REAL GONE
Standing Inside The Flame
A rediscovered songwriter of immense sensitivity, Bill Fay left us on February 22.
Simple folk: Bill Fay in 2019 – humility informed his music throughout his life.
Mathew Parri Thomas
A DAY OR TWO after Bill Fay made his one return to the stage, in 2007, he called to tell me about how it had gone. Fay had turned up for a Wilco gig at the Shepherd’s Bush Empire in London, where he encored with Jeff Tweedy on Be Not So Fearful, a gentle prayer of a song from his 1970 debut album.
Fay was touched by the kindness of Tweedy and Wilco, but mostly he wanted to talk about how he’d travelled to the venue by bus from his north London home. For the entire journey, he’d been transfixed by a ladybird that had hitched a lift on his jacket sleeve. It was a measure of Fay’s boundless capacity for awe, for understanding the value of small epiphanies, and for how he carefully avoided discussions of his own brilliance. “There are miracles/Everywhere you go,” as he sang on 2012’s Cosmic Concerto (Life Is People).
That sense of wonder permeated much of Fay’s music, beginning with the songs he started writing in the mid-1960s, a boy from the London suburbs studying electronics at Bangor University.
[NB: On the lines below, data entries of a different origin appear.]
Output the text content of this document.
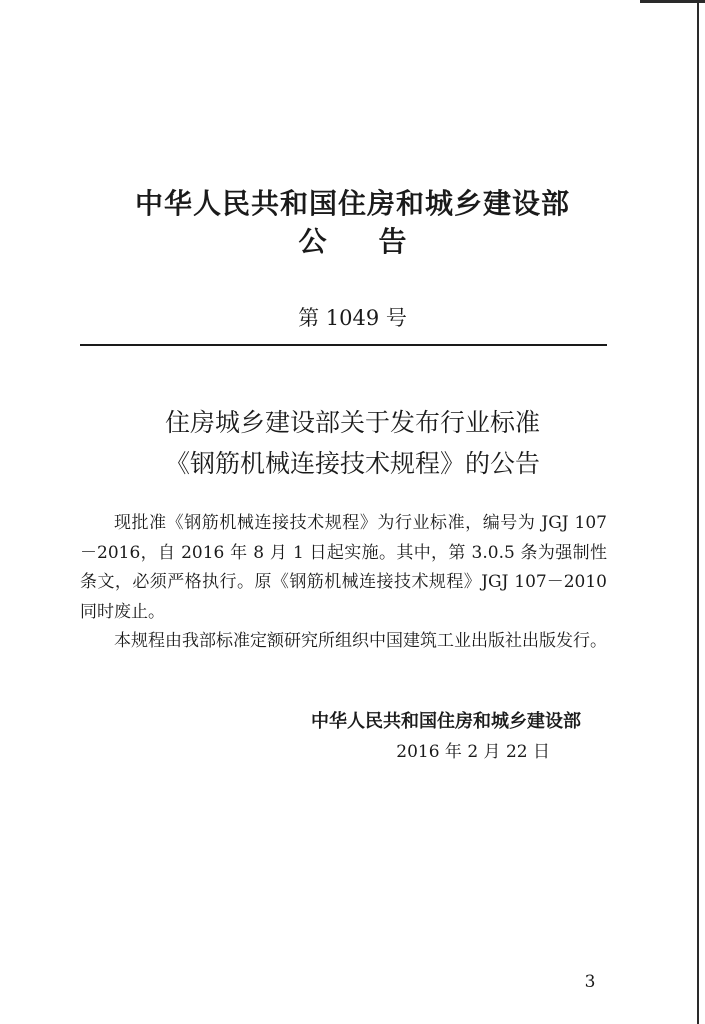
中华人民共和国住房和城乡建设部
公 告
第 1049 号
住房城乡建设部关于发布行业标准
《钢筋机械连接技术规程》的公告

现批准《钢筋机械连接技术规程》为行业标准，编号为 JGJ 107－2016，自 2016 年 8 月 1 日起实施。其中，第 3.0.5 条为强制性条文，必须严格执行。原《钢筋机械连接技术规程》JGJ 107－2010 同时废止。

本规程由我部标准定额研究所组织中国建筑工业出版社出版发行。

中华人民共和国住房和城乡建设部
2016 年 2 月 22 日
3
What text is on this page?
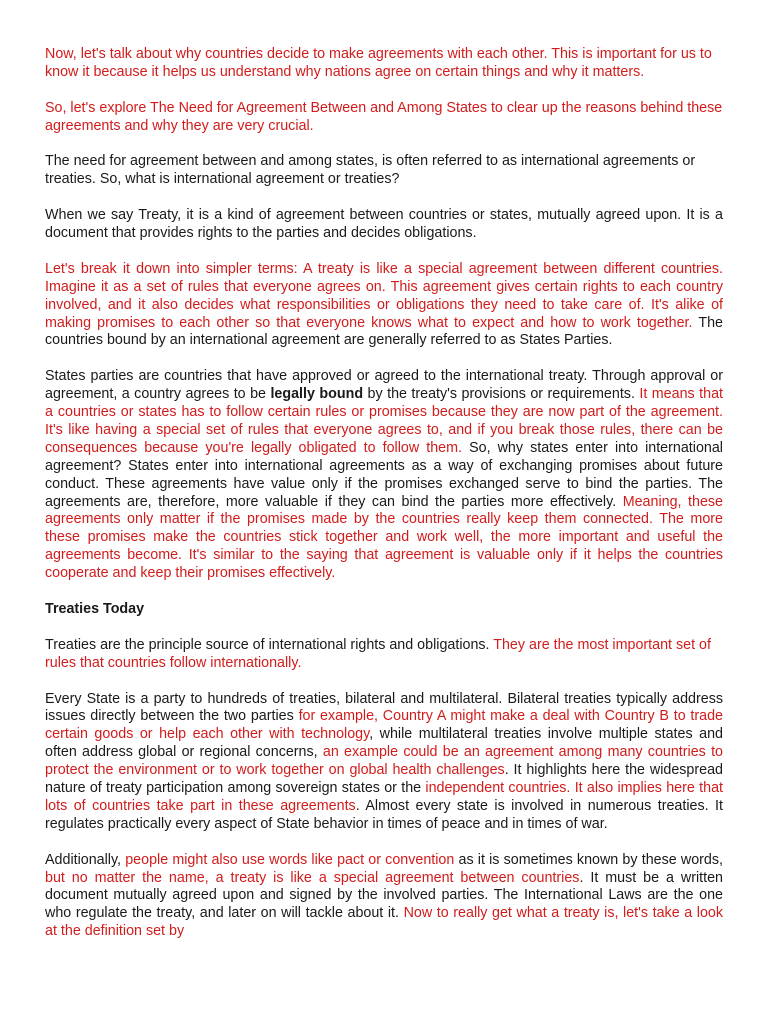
Now, let's talk about why countries decide to make agreements with each other. This is important for us to know it because it helps us understand why nations agree on certain things and why it matters.

So, let's explore The Need for Agreement Between and Among States to clear up the reasons behind these agreements and why they are very crucial.

The need for agreement between and among states, is often referred to as international agreements or treaties. So, what is international agreement or treaties?

When we say Treaty, it is a kind of agreement between countries or states, mutually agreed upon. It is a document that provides rights to the parties and decides obligations.

Let's break it down into simpler terms: A treaty is like a special agreement between different countries. Imagine it as a set of rules that everyone agrees on. This agreement gives certain rights to each country involved, and it also decides what responsibilities or obligations they need to take care of. It's alike of making promises to each other so that everyone knows what to expect and how to work together. The countries bound by an international agreement are generally referred to as States Parties.

States parties are countries that have approved or agreed to the international treaty. Through approval or agreement, a country agrees to be legally bound by the treaty's provisions or requirements. It means that a countries or states has to follow certain rules or promises because they are now part of the agreement. It's like having a special set of rules that everyone agrees to, and if you break those rules, there can be consequences because you're legally obligated to follow them. So, why states enter into international agreement? States enter into international agreements as a way of exchanging promises about future conduct. These agreements have value only if the promises exchanged serve to bind the parties. The agreements are, therefore, more valuable if they can bind the parties more effectively. Meaning, these agreements only matter if the promises made by the countries really keep them connected. The more these promises make the countries stick together and work well, the more important and useful the agreements become. It's similar to the saying that agreement is valuable only if it helps the countries cooperate and keep their promises effectively.

Treaties Today

Treaties are the principle source of international rights and obligations. They are the most important set of rules that countries follow internationally.

Every State is a party to hundreds of treaties, bilateral and multilateral. Bilateral treaties typically address issues directly between the two parties for example, Country A might make a deal with Country B to trade certain goods or help each other with technology, while multilateral treaties involve multiple states and often address global or regional concerns, an example could be an agreement among many countries to protect the environment or to work together on global health challenges. It highlights here the widespread nature of treaty participation among sovereign states or the independent countries. It also implies here that lots of countries take part in these agreements. Almost every state is involved in numerous treaties. It regulates practically every aspect of State behavior in times of peace and in times of war.

Additionally, people might also use words like pact or convention as it is sometimes known by these words, but no matter the name, a treaty is like a special agreement between countries. It must be a written document mutually agreed upon and signed by the involved parties. The International Laws are the one who regulate the treaty, and later on will tackle about it. Now to really get what a treaty is, let's take a look at the definition set by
His demos found their way to Peter Eden, Donovan’s former manager, who produced Fay’s Dylan-ish debut single in 1967. Some Good Advice was a meditation on single-mindedness, Zen-like in its simplification of how life could be lived: “If you want to ride a bike/ Ride your bike, if you like.” It was a message he persevered with for the rest of his life.
“I just kept looking at trees from the top deck of the bus…”
BILL FAY
It took three years for Fay to release an album. 1970’s Bill Fay was a more grandiose affair, its orch-pop closer in tone to Scott Walker or David Ackles, but the lyrics were more intimate than the arrangements signalled: tales of modest but profound British lives; of communing with nature in a different way to the prevailing hippy rhetoric. “I just kept looking at trees from the top deck of the bus,” as he told MOJO’s Andrew Male in 2012.
One of the players on that first album was jazz guitarist Ray Russell, who grew close to Fay both musically and intellectually, and it was Russell who would helm his extraordinary second album, 1971’s Time Of The Last Persecution. Fay’s appearance on the cover gave him an air of wild prophet, but for all his music’s spiritual power, the record was not a success, and Decca dropped him. Fay spent the best part of the next four decades out of the public eye, working as a gardener and fruit-picker, quietly writing and recording songs as a kind of devotional pursuit.
In the early 2000s, these songs started finally being released, most notably a collection called Tomorrow Tomorrow And Tomorrow that had been recorded in the late ’70s and early ’80s.
Fay’s songwriting practice was a constant, often private imperative, with other collections – From The Bottom Of An Old Grandfather Clock (1966-1970 demos), and Still Some Light (1970-71 and 2009 demos) – beautifully unmediated representations of his art.